I've only recently begun researching COBR, but my initial impressions are unfavorable. Quickly, the reasons why are:
1) Consistent losses between 2006-2009. Operating margins were just 0.7% in 2010. EPS excluding extraordinary items was just 12 cents in 2010.
2) The y/y return to profitability was driven largely by a reduction in SG&A, specifically marketing expenses. The company is doing fewer trade shows, etc.
3) 2010 revenue of $110m represents 4% y/y growth from $105m, a pretty weak bounce back considering revenue collapsed from $156m back in 2007.
You look at the industry they're in- mature and competitive- and you look at their performance and its tough for me to understand why anyone would be bullish. With margins so narrow they are extremely vulnerable to declining sales. And I think that the baseline assumption for revenue in the next several years should be flat/modestly down given their weak bounce back from the recession thus far.
I guess I'm skeptical of "new product" driven growth in such a mature industry.
Do any informed bulls want to fill me in on what I'm missing? Thanks in advance.

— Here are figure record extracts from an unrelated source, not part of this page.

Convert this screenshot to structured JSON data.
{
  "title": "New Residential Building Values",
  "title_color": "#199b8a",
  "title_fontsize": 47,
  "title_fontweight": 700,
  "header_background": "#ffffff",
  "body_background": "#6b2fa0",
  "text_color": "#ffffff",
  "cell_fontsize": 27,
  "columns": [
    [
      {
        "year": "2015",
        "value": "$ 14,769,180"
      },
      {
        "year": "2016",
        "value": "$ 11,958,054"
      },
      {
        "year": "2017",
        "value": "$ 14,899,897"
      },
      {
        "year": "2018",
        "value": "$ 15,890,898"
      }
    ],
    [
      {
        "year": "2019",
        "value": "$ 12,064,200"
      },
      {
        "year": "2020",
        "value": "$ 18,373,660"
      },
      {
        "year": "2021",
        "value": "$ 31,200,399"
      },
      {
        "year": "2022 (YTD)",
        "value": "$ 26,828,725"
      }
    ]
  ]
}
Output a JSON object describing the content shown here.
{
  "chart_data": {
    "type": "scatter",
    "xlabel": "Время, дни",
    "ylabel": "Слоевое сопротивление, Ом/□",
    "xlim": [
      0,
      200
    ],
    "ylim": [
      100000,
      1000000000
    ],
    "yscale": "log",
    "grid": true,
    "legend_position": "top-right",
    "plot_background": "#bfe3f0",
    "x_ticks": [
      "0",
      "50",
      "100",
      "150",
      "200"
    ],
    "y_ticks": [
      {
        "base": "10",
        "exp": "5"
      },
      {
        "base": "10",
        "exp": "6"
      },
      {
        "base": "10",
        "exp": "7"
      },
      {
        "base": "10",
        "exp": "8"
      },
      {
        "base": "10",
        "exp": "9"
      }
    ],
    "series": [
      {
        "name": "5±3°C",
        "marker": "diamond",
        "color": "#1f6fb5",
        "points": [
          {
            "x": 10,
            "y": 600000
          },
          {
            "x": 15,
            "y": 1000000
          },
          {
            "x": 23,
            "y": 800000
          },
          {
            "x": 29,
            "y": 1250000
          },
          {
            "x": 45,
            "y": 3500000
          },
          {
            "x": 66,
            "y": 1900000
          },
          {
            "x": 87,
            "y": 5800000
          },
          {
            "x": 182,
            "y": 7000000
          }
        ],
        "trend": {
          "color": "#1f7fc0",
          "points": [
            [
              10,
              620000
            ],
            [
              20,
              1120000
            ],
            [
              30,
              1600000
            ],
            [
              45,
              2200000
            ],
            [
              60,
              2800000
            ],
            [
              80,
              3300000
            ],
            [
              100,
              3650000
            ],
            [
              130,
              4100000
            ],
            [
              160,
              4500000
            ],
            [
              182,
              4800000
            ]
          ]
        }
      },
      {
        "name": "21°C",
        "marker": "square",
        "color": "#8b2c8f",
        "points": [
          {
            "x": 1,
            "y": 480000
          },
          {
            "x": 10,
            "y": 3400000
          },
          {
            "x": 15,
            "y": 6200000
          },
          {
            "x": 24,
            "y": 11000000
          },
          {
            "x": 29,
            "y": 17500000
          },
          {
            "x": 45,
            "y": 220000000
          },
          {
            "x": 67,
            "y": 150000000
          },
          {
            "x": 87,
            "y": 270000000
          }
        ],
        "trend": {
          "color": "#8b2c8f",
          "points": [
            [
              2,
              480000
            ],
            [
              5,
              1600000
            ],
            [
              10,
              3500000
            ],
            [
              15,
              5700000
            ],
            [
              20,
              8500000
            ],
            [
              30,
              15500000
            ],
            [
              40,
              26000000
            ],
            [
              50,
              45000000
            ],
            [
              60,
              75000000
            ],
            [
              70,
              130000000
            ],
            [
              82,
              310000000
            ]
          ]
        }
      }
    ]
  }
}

Basically, yours is the "glass is half empty" (or totally empty) perspective. The glass is half full perspective would see this as a company that is increasingly "burnishing" its brand name, and corporate reputation as a consumer electronics (and "hip" and higher end consumer electronics) company. Distribution in Apple stores of COBR product is a whole new ballgame, and whole new visibility. Product awards from Mac and other magazine. Trade Show awards. I guess that could amount to nothing, but personally, I think there is an increasing chance that our company becomes viewed as a potential "platform" for growth for another, much deeper pocketed entity. Is it more attractive at $4.15 now than $1, a few years ago. Probably not, but not out of the question, considering the increased visibility on the Street we have, the return to profitability, and the potential operating leverage IF any of the new products achieve success.
And I still ask whether controlling roughly 2/3 of both the CB market, and the radar detector market, in the U.S., is something to sneeze at...or otherwise justifies only a $25+ million market cap.